Society for Endocrinology
- Formation: 1946
- Type: Membership organisation
- Legal status: A registered charity in England and Wales
- Headquarters: Starling House, 1600 Bristol Parkway North, Bristol, BS34 8YU, United Kingdom
- Key people: Kate Sargent, Chief Executive Márta Korbonits, President
- Subsidiaries: Bioscientifica
- Website: www.endocrinology.org

= Society for Endocrinology =

The Society for Endocrinology is an international membership organisation and registered charity representing scientists, clinicians and nurses who work with hormones. The Society was established in 1946, and currently has approximately 3,000 members.

==Charitable aims and activities==

The Society's aims are:
- To advance scientific and clinical education and research in endocrinology for the public benefit.
- To attract high quality scientists, doctors and nurses into endocrinology and support their professional development to advance science and medicine.
- To engage the public with endocrinology and its impact.
- To raise the profile and be the voice of endocrinology in the UK.
- To promote and support the global endocrine community through collaboration.

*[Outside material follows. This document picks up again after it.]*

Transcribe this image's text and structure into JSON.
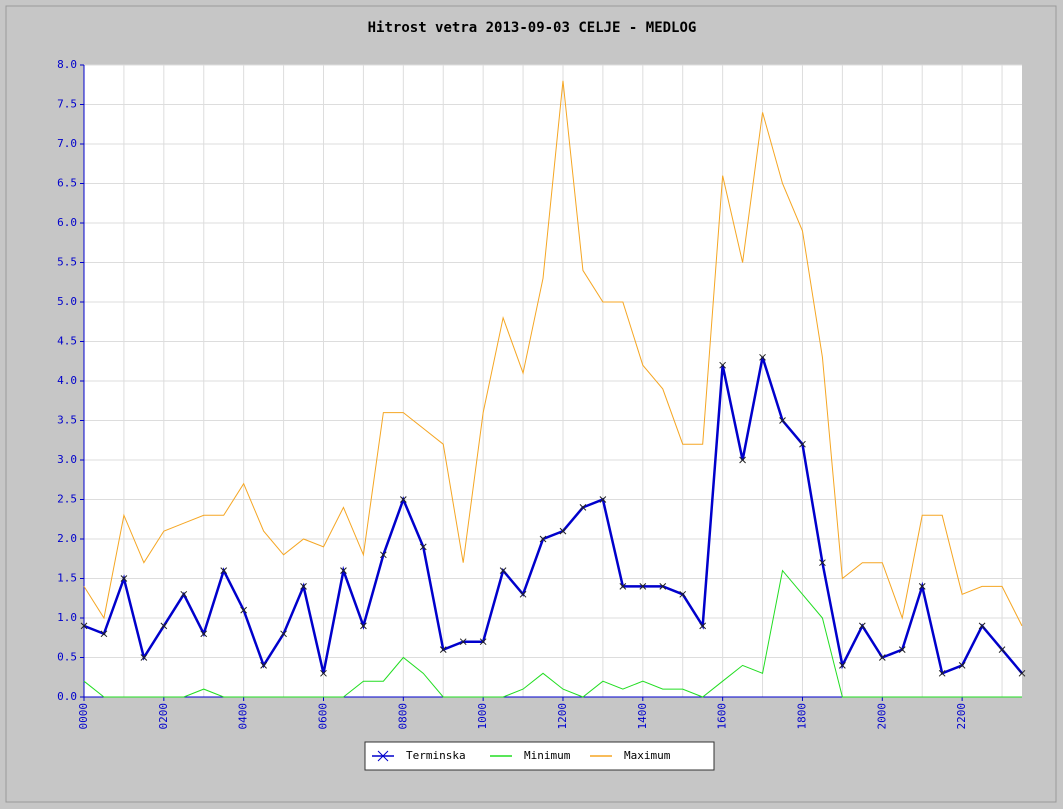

According to the Association of Medical Research charities, in 2015 the Society spent £1,605,456 on charitable activities, with £998,776 directly funding health research in the UK.

== History ==

The Society for Endocrinology was officially formed in 1946. John Folley FRS was elected as the Society's first Secretary, Cliff Emmens was elected Treasurer, and Lord Zuckerman was made Honorary Editor of the Society's Proceedings. Writing in the Journal of Endocrinology, Zuckerman explained that he actually conceived of creating a Society for Endocrinology with his colleagues, Sir Charles Dodds, Sir Frank Young, and Sir Alan Parkes as early as 1937, but the creation of the Society was postponed due to the outbreak of World War II.

In 1996, the Society established a commercial subsidiary, Bioscientifica, to raise funds for the Society by providing services to third parties.

== Publications ==

The Society for Endocrinology has the following official journals:
- Clinical Endocrinology
- Journal of Endocrinology
- Journal of Molecular Endocrinology
- Endocrinology, Diabetes & Metabolism Case Reports
- Endocrine Connections
- Endocrine Oncology
- Endocrine-Related Cancer
- Endocrine Abstracts.
The Society also publishes a quarterly magazine, The Endocrinologist.

== Events ==

The Society for Endocrinology organises a variety of conferences and training events. Its flagship event is the annual Society for Endocrinology BES conference, which draws an international delegation of scientists, clinicians, nurses and trainee endocrinologists.